1 Jo Eleanor Elliott: A legacy of courage
“Helmets down, lances up, full speed ahead.” Those were the parting words of inspiration Eleanor Elliott gave to colleagues last year when the National League for Nursing honored her with its President’s Award as a Champion for Nursing Education. High-spirited and fearless, Jo Eleanor was beloved by friends and family—and revered by colleagues as a visionary and a tireless advocate for advancing nursing education and research. We all mourn her passing in May at age 87.
After graduating from the University of Michigan School of Nursing in 1947, Jo Eleanor immediately joined the faculty. She advocated advancing the education of all nurses through promotion of college degrees, supporting loans and scholarship programs, and developing nurses’ research skills. Her distinguished career included leading the Division of Nursing of the United States Public Health Service (Department of Health and Human Services) as the nation’s top nurse. She also directed the Western Intercollegiate Commission on Higher Education in Nursing for 23 years.
Last summer, I had the great pleasure of moderating a panel discussion of seven past presidents of the American Nursing Association (ANA) during the ANA House of Delegates meeting, reflecting on their half-century of support for healthcare reform and increasing access to care for all Americans. Jo Elliott, the earliest president of ANA (1964-1968), recounted the organization’s journey from early support of federal health insurance to being the first healthcare organization to support the Social Security Act’s amendments that created Medicare and Medicaid. She also championed passage of the Nurse Training Act to Aid Professional Nursing Education in 1964.
The 1960s were a time of change and daring. In 1965, ANA issued its first position statement on the education of nurses; the goal was to ensure nurses received education to address the knowledge explosion and nurses’ ability to meet the patient care needs of the future. In adopting the position, ANA’s Board stated, “Education for those who work in nursing should take place in institutions of learning within the general system of education.””The controversial position recommended a baccalaureate degree in nursing as the minimum preparation of a professional nurse and an associate degree for a beginning technical nurse. It also recommended short, formalized vocational training for assistants in health occupation roles.
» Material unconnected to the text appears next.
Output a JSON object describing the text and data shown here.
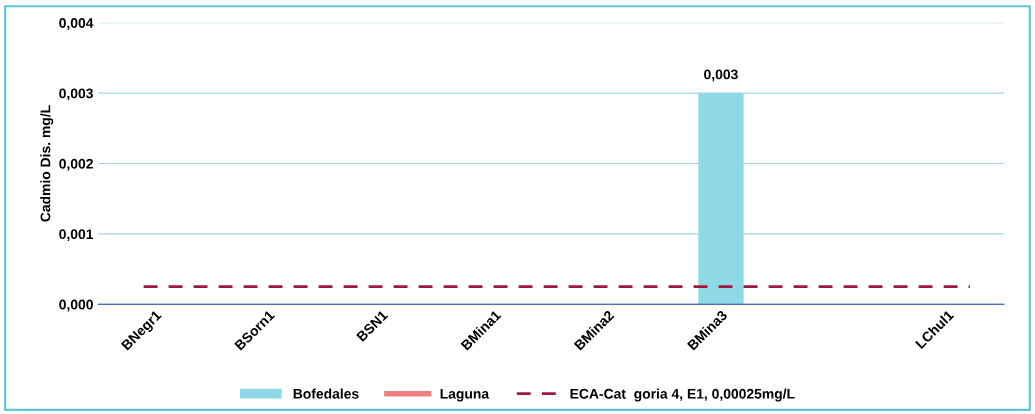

President Elliott sought to give 1966 convention delegates the opportunity to express their views on the position statement. Addressing the House of Delegates, she stated, “It is a monumental complicated, lengthy task to move from a statement of position to the effecting of change through orderly transition. No such change can be carried out without the full participation of nurses at every level of the organization. No such change can be introduced so rapidly as to threaten needed services to people. No such change can affect the caliber and standing of nurses at work in the field. No such change can come about merely because nurses wish it to occur. Changes in society will affect what occurs. No such change begins in this moment of time. It has been in process for decades. We are recognizing the realities of what is already occurring. No such change can be allowed to take place at the expense of the health services of this country, or at the expense of the nurses of this country. Change will occur anyway. Our task is to see that it is orderly, not chaotic—planned change rather than change that has been allowed to just happen.” (The profession prepares for the future. Am J Nurs. 1966 Jul;66(7):1548-67.)
Other landmark achievements during her tenure as ANA president included:
- setting a national minimum salary goal of $6,500 for an entering registered nurse, and updating it in 1968 to set annual entrance salaries for diploma and associate-degree graduates at $7,500 and $8,500 for baccalaureate-degree graduates in an effort to emphasize the value of education
- streamlining ANA’s organizational structure and establishing five practice divisions: community health, geriatrics, maternal-child health, medical-surgical, and psychiatric and mental health
- adopting a revised Code for Nurses
- creating the first Congress on Nursing Practice.
About a year ago, I was pleasantly surprised to get a phone call from Jo Eleanor. She wanted to talk with me about an article that had appeared in American Nurse Today. She admitted that at her age, she didn’t find computer communication easy and thought she’d just pick up the phone and call. We had a great conversation, and I was glad to learn she was an avid reader of every issue of our magazine.
We are grateful that Jo Eleanor faced every tough issue with courage. She lived her convictions and pioneered the path we tread today, promoting more education for nurses, leading change, and advancing health.